In recent weeks, NBC Nightly News has begun a series of reports entitled "Trading Places: Caring for your Parents." The series began with the personal stories of NBC reporters like Brian Williams, Tim Russert, and Ann Curry, each of whom is dealing with an increasingly common question: what should I do with my aging parents? Baby boomers are beginning to experience sleepless nights as they worry about their mothers and fathers, and legislators should start to worry, too. The fact is that eldercare is already a national problem, and soon will become a national crisis.
The plight of elderly Americans is a top concern for the Center for a Just Society because this population is at significant risk of abuse and neglect. In my law practice, I have spent decades representing elderly men and women who have endured unspeakable nursing home abuse and neglect. Avoidable pressure ulcers, falls, fractures, infections, malnutrition, dehydration—all are common problems among the institutionalized elderly. Short staffing characterizes the operation of too many nursing homes and many corporate predators operating facilities put profits over people and revenue over residents. The care of the institutionalized elderly is becoming a national disgrace.
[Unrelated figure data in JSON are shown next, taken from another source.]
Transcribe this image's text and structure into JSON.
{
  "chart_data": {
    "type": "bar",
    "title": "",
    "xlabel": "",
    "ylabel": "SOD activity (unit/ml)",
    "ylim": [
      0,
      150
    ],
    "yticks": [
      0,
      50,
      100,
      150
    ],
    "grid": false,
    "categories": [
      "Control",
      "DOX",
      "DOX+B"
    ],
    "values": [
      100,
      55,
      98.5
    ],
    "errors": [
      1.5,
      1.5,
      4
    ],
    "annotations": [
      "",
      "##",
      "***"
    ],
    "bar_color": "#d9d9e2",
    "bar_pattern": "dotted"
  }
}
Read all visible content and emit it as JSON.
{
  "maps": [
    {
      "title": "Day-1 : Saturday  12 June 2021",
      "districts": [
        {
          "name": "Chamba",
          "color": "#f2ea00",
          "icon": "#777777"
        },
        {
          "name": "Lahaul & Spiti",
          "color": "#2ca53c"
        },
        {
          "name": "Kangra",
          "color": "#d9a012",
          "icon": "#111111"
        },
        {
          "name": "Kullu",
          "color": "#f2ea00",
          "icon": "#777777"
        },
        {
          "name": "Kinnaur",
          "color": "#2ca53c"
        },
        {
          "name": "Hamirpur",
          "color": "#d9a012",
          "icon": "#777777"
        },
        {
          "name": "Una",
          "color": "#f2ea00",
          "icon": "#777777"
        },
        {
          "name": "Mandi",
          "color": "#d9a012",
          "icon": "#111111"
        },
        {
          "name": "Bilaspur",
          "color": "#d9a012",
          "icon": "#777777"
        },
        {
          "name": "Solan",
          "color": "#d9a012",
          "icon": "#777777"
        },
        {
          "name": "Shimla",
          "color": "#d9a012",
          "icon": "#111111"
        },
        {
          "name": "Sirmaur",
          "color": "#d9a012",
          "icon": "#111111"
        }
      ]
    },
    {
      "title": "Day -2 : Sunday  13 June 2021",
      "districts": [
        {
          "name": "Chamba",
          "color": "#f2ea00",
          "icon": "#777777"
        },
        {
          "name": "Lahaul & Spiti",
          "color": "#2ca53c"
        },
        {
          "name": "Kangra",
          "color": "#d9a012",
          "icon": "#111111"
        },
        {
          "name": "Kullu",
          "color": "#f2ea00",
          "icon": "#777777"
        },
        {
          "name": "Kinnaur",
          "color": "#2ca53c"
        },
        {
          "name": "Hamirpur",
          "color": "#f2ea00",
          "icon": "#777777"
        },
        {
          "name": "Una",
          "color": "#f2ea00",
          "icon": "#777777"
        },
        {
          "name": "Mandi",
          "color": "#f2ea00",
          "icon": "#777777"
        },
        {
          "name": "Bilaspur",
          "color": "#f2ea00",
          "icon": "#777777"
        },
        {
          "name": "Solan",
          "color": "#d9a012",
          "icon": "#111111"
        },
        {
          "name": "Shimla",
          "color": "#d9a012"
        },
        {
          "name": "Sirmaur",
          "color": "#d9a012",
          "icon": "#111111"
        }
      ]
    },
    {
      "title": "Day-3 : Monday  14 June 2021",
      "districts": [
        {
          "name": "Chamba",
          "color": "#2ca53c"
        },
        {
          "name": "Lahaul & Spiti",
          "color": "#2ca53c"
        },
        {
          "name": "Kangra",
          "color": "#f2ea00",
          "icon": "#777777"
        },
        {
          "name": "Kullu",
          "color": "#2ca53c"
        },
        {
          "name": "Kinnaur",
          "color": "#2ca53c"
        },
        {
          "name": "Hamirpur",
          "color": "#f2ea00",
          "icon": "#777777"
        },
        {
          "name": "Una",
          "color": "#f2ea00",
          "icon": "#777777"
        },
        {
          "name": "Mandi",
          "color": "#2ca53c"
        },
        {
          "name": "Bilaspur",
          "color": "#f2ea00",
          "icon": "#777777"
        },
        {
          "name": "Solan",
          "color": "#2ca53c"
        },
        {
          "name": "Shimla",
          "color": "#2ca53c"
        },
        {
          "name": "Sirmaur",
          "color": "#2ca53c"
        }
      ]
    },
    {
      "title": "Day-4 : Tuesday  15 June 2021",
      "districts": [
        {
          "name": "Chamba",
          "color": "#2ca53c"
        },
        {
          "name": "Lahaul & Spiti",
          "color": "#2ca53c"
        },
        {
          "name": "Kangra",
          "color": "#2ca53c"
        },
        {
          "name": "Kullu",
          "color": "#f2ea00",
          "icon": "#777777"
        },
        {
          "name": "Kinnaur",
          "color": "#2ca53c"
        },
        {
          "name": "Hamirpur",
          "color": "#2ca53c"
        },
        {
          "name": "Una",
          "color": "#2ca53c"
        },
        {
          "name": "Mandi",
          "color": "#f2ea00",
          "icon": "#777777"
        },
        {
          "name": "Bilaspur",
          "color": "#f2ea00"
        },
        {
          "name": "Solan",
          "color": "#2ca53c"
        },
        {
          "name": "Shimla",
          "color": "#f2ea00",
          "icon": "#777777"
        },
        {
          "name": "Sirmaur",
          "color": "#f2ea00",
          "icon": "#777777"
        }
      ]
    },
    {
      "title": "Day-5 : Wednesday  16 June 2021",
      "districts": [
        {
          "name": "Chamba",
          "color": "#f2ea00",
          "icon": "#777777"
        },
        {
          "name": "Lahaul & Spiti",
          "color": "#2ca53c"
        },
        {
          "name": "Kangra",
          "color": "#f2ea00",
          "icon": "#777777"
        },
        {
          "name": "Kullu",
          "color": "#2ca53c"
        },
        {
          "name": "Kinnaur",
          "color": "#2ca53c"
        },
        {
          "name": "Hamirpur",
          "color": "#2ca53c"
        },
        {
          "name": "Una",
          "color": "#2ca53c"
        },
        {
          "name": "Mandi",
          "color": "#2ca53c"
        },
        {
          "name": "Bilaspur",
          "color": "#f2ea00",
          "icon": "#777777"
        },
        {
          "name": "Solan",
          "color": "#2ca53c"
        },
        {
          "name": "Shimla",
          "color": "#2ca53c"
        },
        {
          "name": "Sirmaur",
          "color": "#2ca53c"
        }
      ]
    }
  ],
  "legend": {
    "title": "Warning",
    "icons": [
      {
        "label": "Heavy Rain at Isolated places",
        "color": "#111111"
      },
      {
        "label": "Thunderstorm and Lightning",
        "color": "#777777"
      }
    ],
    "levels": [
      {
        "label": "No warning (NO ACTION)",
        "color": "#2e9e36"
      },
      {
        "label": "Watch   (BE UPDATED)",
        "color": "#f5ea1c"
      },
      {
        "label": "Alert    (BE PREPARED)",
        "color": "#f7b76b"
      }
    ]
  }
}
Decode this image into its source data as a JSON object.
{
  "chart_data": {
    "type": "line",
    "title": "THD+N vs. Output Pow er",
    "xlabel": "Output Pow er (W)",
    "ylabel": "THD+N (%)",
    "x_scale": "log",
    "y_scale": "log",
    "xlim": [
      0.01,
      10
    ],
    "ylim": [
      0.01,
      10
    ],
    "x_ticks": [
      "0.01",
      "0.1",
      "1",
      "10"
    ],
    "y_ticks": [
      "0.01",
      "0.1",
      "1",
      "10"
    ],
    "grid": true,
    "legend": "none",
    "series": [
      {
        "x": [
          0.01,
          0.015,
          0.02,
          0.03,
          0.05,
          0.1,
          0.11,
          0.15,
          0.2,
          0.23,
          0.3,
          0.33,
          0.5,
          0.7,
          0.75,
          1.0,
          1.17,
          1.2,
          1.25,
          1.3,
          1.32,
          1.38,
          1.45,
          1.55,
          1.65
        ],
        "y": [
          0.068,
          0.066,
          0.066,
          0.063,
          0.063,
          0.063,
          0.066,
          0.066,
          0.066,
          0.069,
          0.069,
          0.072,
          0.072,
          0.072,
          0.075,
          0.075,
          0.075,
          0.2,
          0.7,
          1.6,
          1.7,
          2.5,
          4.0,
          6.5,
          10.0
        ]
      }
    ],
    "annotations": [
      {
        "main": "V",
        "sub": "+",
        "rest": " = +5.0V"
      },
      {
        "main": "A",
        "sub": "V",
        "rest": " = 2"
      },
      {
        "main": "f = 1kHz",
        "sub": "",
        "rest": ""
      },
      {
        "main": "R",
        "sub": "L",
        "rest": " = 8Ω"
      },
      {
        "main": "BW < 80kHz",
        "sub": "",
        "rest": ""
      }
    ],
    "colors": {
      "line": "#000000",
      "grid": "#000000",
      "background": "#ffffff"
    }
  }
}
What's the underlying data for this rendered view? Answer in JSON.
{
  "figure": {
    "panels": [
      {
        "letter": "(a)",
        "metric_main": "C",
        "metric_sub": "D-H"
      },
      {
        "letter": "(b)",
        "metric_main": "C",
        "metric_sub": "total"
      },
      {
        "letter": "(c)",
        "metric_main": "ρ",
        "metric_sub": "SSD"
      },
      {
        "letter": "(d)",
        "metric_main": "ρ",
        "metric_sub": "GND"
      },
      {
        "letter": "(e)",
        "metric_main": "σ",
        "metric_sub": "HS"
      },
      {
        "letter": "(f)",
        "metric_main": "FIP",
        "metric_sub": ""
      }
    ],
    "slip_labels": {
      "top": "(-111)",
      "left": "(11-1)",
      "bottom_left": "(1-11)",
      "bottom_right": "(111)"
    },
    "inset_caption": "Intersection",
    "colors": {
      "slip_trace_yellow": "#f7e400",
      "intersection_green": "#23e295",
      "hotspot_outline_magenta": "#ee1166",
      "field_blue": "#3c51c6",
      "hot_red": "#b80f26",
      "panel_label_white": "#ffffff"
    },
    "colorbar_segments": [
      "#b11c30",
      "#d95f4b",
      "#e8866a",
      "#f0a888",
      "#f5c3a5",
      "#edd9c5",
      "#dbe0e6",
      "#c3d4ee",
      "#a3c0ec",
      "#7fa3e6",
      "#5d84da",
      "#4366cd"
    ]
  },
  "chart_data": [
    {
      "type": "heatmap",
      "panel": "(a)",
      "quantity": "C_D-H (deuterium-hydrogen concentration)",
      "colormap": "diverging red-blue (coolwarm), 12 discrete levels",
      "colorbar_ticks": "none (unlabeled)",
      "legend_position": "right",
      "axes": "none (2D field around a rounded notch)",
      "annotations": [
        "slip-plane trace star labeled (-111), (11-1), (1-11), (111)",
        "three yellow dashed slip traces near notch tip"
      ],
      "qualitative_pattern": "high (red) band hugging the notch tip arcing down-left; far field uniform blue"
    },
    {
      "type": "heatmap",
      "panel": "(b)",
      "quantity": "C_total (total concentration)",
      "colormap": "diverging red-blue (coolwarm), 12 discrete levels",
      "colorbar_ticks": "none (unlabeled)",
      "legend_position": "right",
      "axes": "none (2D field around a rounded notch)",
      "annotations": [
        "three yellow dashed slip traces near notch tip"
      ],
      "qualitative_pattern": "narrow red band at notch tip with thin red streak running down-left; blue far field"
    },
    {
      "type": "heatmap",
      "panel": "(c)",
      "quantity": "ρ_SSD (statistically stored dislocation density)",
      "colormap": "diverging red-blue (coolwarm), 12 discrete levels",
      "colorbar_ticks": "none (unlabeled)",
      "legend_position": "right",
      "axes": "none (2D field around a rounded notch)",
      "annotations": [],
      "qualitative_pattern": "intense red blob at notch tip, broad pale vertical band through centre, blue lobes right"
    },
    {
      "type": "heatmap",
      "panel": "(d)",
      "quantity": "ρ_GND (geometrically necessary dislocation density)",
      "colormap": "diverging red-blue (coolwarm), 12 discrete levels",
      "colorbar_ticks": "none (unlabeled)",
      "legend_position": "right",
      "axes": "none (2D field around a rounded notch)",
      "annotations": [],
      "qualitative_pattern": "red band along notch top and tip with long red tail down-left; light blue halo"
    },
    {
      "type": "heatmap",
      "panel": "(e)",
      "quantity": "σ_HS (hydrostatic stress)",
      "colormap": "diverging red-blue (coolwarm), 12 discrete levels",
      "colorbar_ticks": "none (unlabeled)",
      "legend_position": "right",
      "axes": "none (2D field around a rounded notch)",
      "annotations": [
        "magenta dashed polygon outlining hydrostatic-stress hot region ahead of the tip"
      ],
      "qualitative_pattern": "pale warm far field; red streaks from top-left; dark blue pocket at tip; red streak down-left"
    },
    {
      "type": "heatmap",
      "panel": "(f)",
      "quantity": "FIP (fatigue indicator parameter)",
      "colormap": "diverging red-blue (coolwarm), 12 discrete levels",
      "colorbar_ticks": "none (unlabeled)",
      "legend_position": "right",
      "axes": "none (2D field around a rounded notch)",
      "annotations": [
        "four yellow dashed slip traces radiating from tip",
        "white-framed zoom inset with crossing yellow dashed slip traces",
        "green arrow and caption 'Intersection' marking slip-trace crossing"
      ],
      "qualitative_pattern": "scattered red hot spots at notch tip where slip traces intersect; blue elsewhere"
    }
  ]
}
If these conditions prevailed at Abu Ghraib or in our nation's daycare centers, members of both parties would be foaming at the mouth, calling for reform. However, because the abused and neglected victims are elderly and frequently "out of sight," the problem is all too often ignored.
As I have written in the past, three factors will soon place aging Americans at even greater risk in long term care facilities. Those factors are demographic, economic, and cultural.
Demographics: In the next thirty years, the number of Americans over the age of 65 is expected to double. More specifically, there will be an 83% increase in the number of men and women between the ages of 65-74. There will be an 119% increase in those aged 75-84, and there will be a whopping 143% increase in people older than eighty-five! A majority of these men and women will require long term care. Because most Americans are having fewer children, there will be far fewer young people around to take care of the older generation. Therefore, the demand for institutional care will rise sharply. Today there are 16.5 million people living in nursing homes; by the year 2035 that number is expected to double.